Mais si l’on se rend compte en lisant Exception Française à quel point les structures françaises de création télévisuelle compliquent un renouveau, et continuent de confiner l’influence internationale des séries française à Caméra Café ou la désolante Marseille, on est finalement assez rassurés sur le fait que le problème ne vient finalement « que » de là : de la structure et de la difficulté de la France à remettre en question ses choix d’antan, à prendre des risques. Mais la matière première est là, et on espère que les réalisateurs/scénaristes/auteurs du futur se rendront bien compte que, tous les succès récents que l’on peut nous présenter comme le « fruit » de l’artisanat sériel traditionnel français sont bel et bien le résultat d’une remise en cause profonde des mécanismes qui ont marqué le processus créatif des séries françaises depuis des décennies. La qualité française n'a pas à rougir, c'est sa constance qui prête à la honte.
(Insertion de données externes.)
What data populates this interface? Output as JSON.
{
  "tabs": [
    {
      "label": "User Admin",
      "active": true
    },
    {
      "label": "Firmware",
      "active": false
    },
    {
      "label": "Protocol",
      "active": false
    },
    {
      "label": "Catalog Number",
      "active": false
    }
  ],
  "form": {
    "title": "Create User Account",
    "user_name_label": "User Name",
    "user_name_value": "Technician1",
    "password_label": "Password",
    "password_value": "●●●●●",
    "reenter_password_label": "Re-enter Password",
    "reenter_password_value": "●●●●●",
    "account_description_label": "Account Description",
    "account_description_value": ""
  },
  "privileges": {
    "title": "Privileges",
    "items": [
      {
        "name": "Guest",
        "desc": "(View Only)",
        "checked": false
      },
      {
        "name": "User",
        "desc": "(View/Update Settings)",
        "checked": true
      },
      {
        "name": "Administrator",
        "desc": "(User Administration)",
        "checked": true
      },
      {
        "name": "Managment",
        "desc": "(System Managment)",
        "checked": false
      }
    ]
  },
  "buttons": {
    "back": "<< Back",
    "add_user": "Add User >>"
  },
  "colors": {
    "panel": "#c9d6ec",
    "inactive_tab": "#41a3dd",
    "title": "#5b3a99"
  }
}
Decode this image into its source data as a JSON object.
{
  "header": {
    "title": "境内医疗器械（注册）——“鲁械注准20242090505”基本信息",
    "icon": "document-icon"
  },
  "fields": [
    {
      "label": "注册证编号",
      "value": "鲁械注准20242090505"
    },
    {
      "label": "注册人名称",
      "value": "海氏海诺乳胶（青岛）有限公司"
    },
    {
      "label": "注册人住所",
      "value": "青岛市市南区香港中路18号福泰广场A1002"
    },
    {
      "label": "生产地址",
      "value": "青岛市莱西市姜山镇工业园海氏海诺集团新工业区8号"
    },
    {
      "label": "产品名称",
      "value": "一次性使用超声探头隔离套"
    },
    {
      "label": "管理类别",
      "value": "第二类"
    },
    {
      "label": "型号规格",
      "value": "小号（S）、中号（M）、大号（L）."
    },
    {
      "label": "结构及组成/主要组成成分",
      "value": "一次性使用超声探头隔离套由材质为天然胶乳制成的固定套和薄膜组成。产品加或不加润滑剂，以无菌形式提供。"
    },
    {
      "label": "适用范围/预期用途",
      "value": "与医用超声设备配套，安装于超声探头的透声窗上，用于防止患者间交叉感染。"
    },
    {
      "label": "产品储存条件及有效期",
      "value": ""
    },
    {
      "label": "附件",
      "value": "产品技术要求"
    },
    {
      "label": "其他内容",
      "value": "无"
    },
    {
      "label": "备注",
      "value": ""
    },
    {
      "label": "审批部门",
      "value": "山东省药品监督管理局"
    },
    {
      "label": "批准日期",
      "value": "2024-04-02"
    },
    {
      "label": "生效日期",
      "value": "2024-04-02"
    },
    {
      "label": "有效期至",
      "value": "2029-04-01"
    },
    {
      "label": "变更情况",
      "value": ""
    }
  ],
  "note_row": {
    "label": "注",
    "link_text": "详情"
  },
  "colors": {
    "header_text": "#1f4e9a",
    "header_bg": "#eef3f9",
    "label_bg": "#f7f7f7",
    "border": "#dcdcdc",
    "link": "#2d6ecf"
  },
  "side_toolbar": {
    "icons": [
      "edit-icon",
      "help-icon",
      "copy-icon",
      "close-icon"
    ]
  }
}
Récemment, on a pu admirer les qualités visuelles et scénaristiques du merveilleux Bureau des Légendes, une exception française qui fait plaisir à voir, dont le suspense n'a rien à envier aux piètres Homeland outre-atlantique et qui fait appel à des acteurs de cinéma (Mathieu Kassovitz et Jean-Pierre Darroussin) pour faire autre chose que de jouer des parodies d’eux-mêmes (comme c’est le cas dans Dix Pour Cent ou dans l’excellente Platane d’Éric Judor).

Et puis, qu'on se rassure, la révolution de la télé française est peut-être déjà en marche dans les couloirs de la Femis, qui ouvrait en septembre 2013 une filière consacrée à l'écriture des séries. Que l'une des écoles les plus prestigieuses au monde reconnaisse l'importance du format est déjà un grand pas vers une inversion - ou, au moins, une égalisation - des prétentions et des priorités françaises. On s'imagine une génération nourrie à cet âge d'or américain et désireuse d'agiter son monde et de faire briller un peu plus nos écrans. Et on s'imagine, comme la jeune Julia Ducournau qui tournait Grave fraîchement sortie de la Femis, le prochain bijou sériel qui en sortira.